I don’t remember taking many photos back then and I can’t find any pictures on any old memory sticks with photos on – I’ve a few with short stories, but no photos.
You don’t take lots of photos when you’re distressed do you?
I do remember I going into a photo printing shop though, the ones where you had to slide the memory card into the massive desktop reader thing and select the pictures you wanted printed out. I was really good at printing out photos and putting them in albums, when I was minded to take photos – but I didn’t have much headspace for anything creative back then. Now I save photos on a giant external drive and don’t print them. I think it’s time to reclaim printing photos and putting them in albums – there isn’t much headspace now but for so many different reasons.
By 2004 my old camera lived in my bedside table and everything in my life had changed. I had met my husband and my daughters father passed away. We didn’t get along and me and my daughter were living under police protection because he told a police officer he was going to kill me, he had a knife and a rope and one of my old dresses in his bag at the time of his arrest so they took him more seriously than I ever did. He’d been threatening to kill me for at least 10 years before he died, and he hadn’t. I had reported quite a few incidents before 2004 but the police never took my complaints seriously until that arrest – when he also said he was going to kill the police officer that arrested him.

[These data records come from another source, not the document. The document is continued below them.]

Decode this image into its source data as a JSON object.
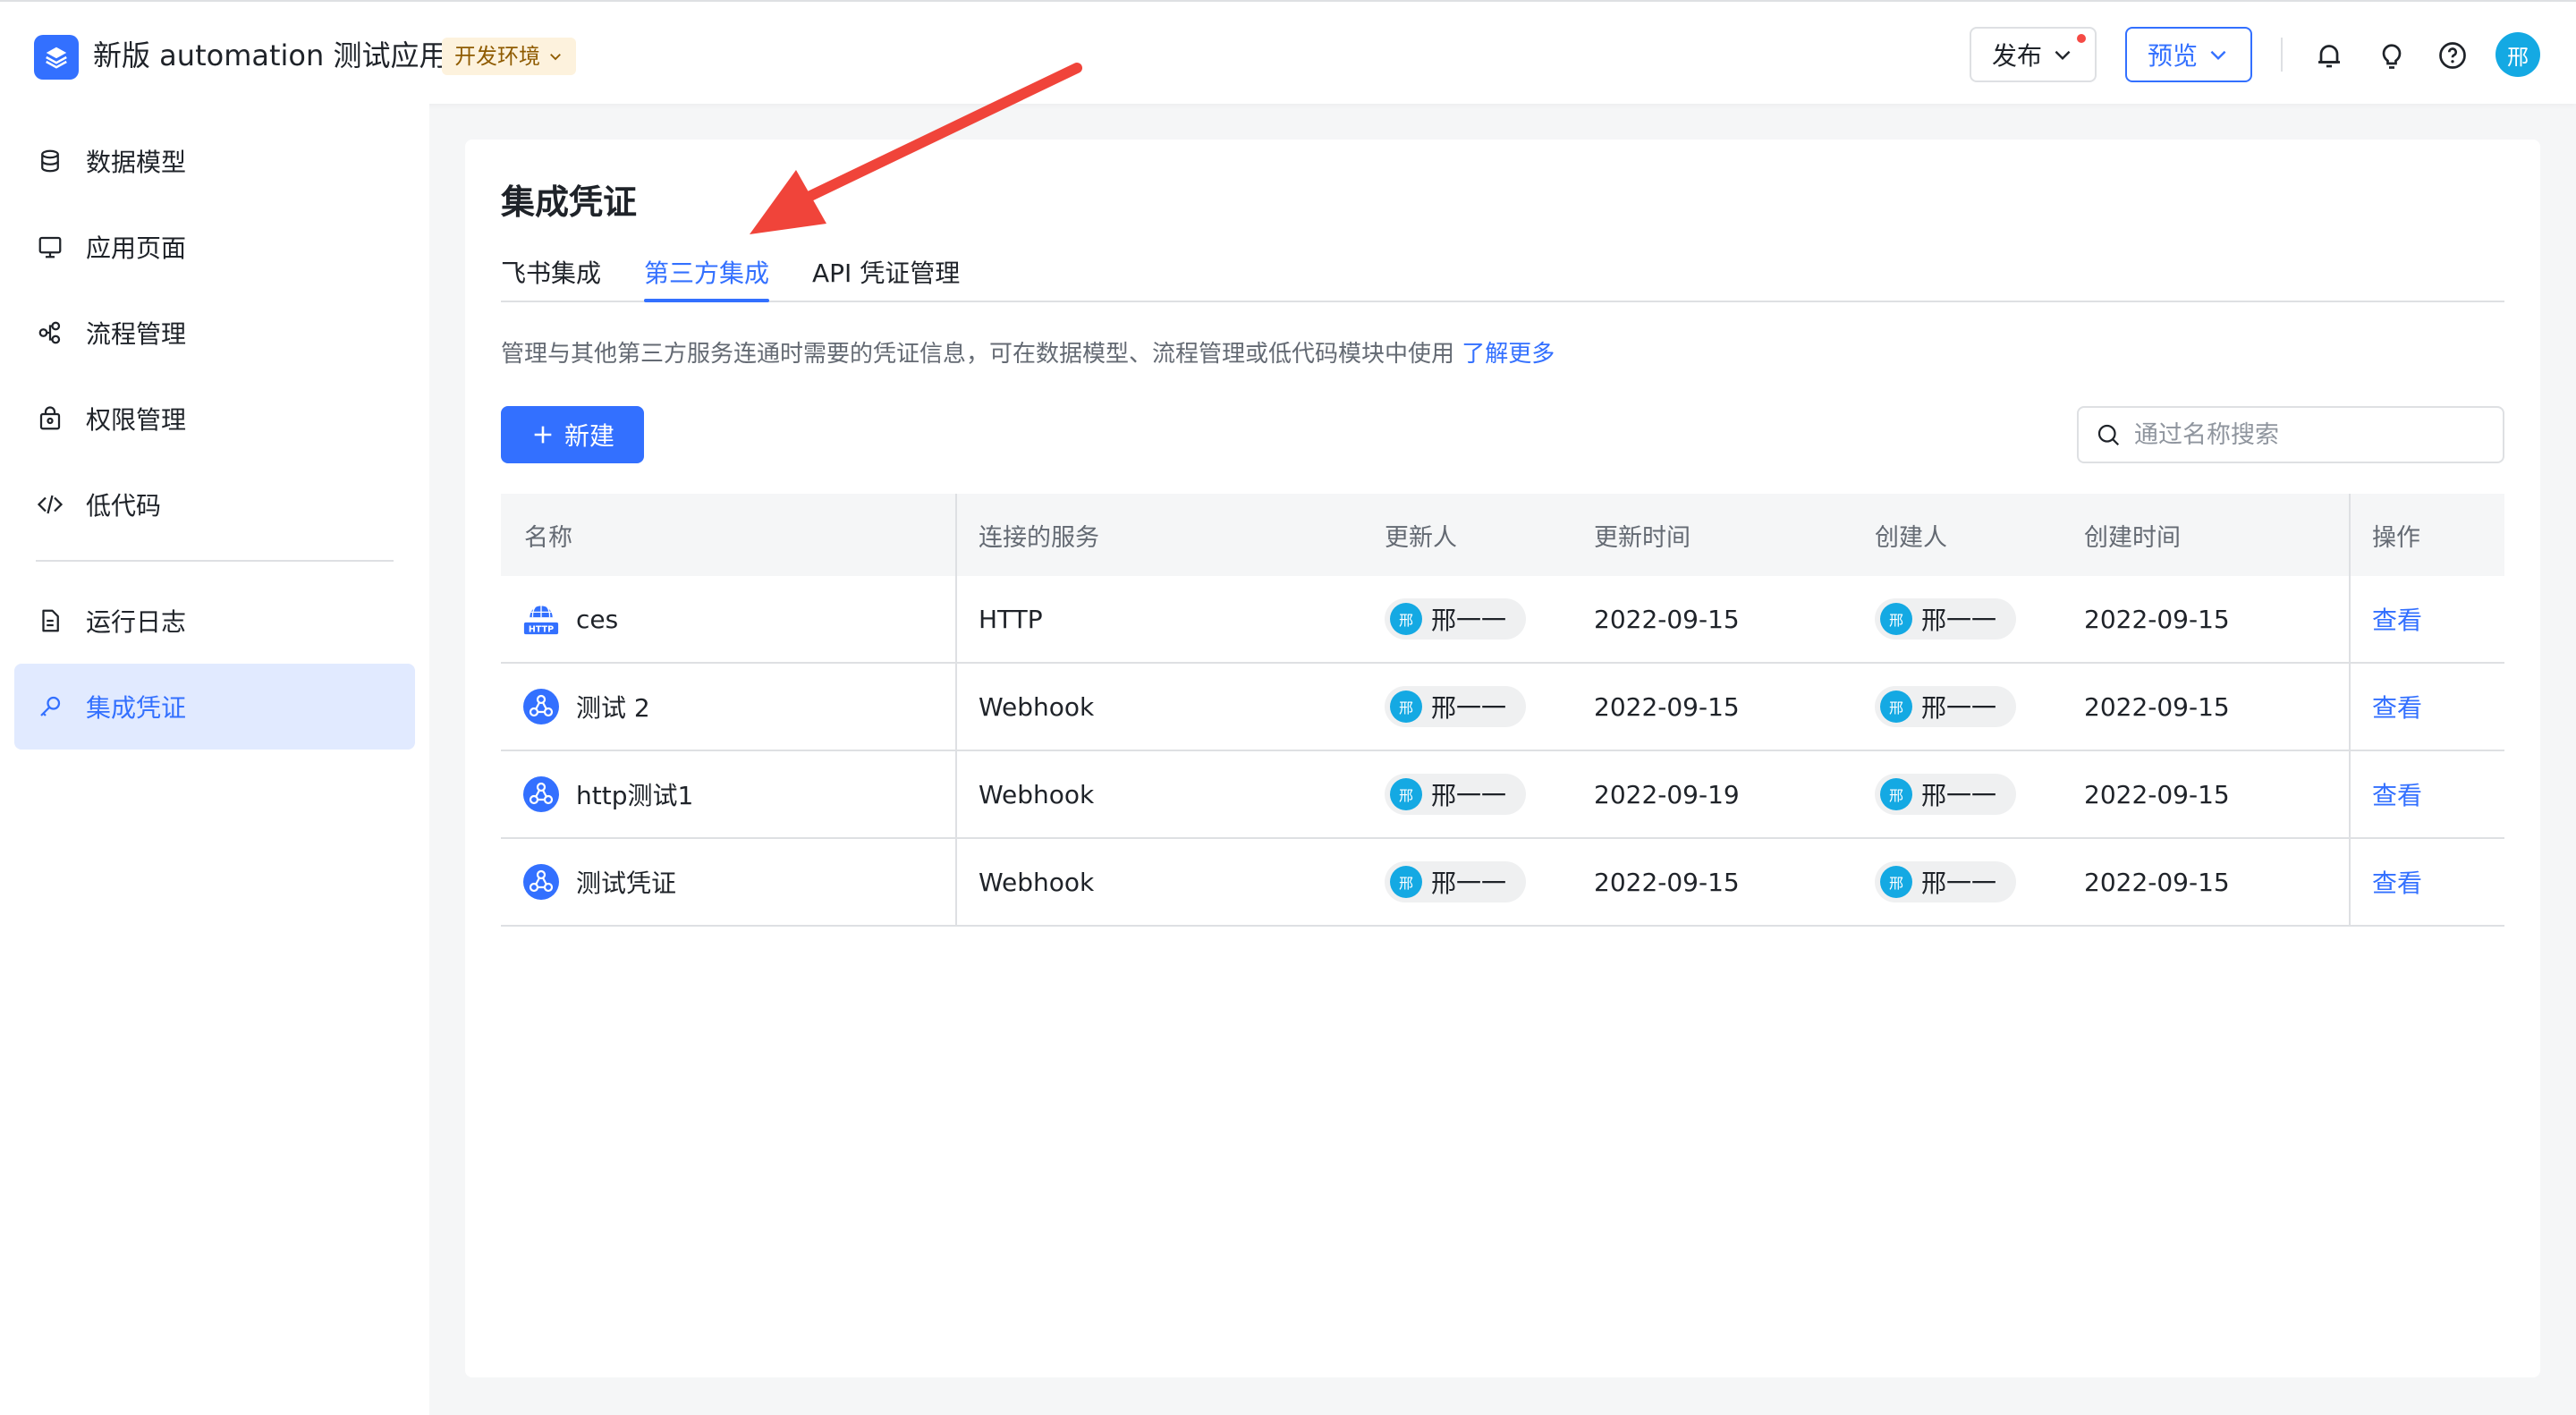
{
  "header": {
    "app_title": "新版 automation 测试应用",
    "env_badge": "开发环境",
    "publish_label": "发布",
    "preview_label": "预览",
    "user_initial": "邢",
    "icons": [
      "bell-icon",
      "lightbulb-icon",
      "help-icon"
    ]
  },
  "sidebar": {
    "items": [
      {
        "label": "数据模型",
        "icon": "database-icon"
      },
      {
        "label": "应用页面",
        "icon": "monitor-icon"
      },
      {
        "label": "流程管理",
        "icon": "flow-icon"
      },
      {
        "label": "权限管理",
        "icon": "lock-bag-icon"
      },
      {
        "label": "低代码",
        "icon": "code-icon"
      },
      {
        "label": "运行日志",
        "icon": "log-icon"
      },
      {
        "label": "集成凭证",
        "icon": "key-icon",
        "active": true
      }
    ]
  },
  "main": {
    "title": "集成凭证",
    "tabs": [
      {
        "label": "飞书集成"
      },
      {
        "label": "第三方集成",
        "active": true
      },
      {
        "label": "API 凭证管理"
      }
    ],
    "description": "管理与其他第三方服务连通时需要的凭证信息，可在数据模型、流程管理或低代码模块中使用",
    "learn_more": "了解更多",
    "new_button": "新建",
    "search_placeholder": "通过名称搜索",
    "table": {
      "columns": [
        "名称",
        "连接的服务",
        "更新人",
        "更新时间",
        "创建人",
        "创建时间",
        "操作"
      ],
      "rows": [
        {
          "name": "ces",
          "icon": "http-icon",
          "service": "HTTP",
          "updater": "邢一一",
          "updated": "2022-09-15",
          "creator": "邢一一",
          "created": "2022-09-15",
          "action": "查看"
        },
        {
          "name": "测试 2",
          "icon": "webhook-icon",
          "service": "Webhook",
          "updater": "邢一一",
          "updated": "2022-09-15",
          "creator": "邢一一",
          "created": "2022-09-15",
          "action": "查看"
        },
        {
          "name": "http测试1",
          "icon": "webhook-icon",
          "service": "Webhook",
          "updater": "邢一一",
          "updated": "2022-09-19",
          "creator": "邢一一",
          "created": "2022-09-15",
          "action": "查看"
        },
        {
          "name": "测试凭证",
          "icon": "webhook-icon",
          "service": "Webhook",
          "updater": "邢一一",
          "updated": "2022-09-15",
          "creator": "邢一一",
          "created": "2022-09-15",
          "action": "查看"
        }
      ]
    }
  },
  "colors": {
    "accent": "#3370ff",
    "annotation": "#f0443a",
    "avatar": "#14a9e3"
  }
}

I think that threat really got their backs up, I got home from work that day to a letter calling me in for an emergency meeting while he was still in custody. I met a really nice detective who explained, with huge embarrassment, that because I wasn’t a crier and seemed to be calm and competent, and black woman, that the police would not have considered the abuse I’d lived with a serious concern, I just wasn’t “perceived as victim.” He had fractured my skull, kidnapped our daughter – I didn’t keep her passport at home and she was on a red list at all UK exit points to ensure he couldn’t try and leave the country with her. The security guards at my job had pictures of him so he couldn’t get into or hang around the building, I never met him alone and I never ever opened my front door to him. I suffered a decade of trauma, actual violence and threats of violence which the police only took interest in when he threatened on of their own.
Before he was released on bail, we had be offered a relocation, err no I wasn’t moving I hadn’t done anything wrong. I did agree to having a panic button installed and the police used to drive past a few times a day to make sure nothing unusual was happening and they used to call me every evening to check I hadn’t heard from him. His passing, the day before he was due in court left me with complicated emotions. No, I wasn’t sad the person who had caused me so much pain had been silenced by the universe, I was relieved, freed even, he couldn’t hurt me any more and we were safe. All this clashed with being devastated for my daughter loosing her father at such a young age.
There really weren’t a lot of pictures taken at the time so I am really enjoying playing with my old camera and its 3 x zoom. I haven’t got used to not having the anti shake option yet, I think the detective I met would be disappointed in my lack competence!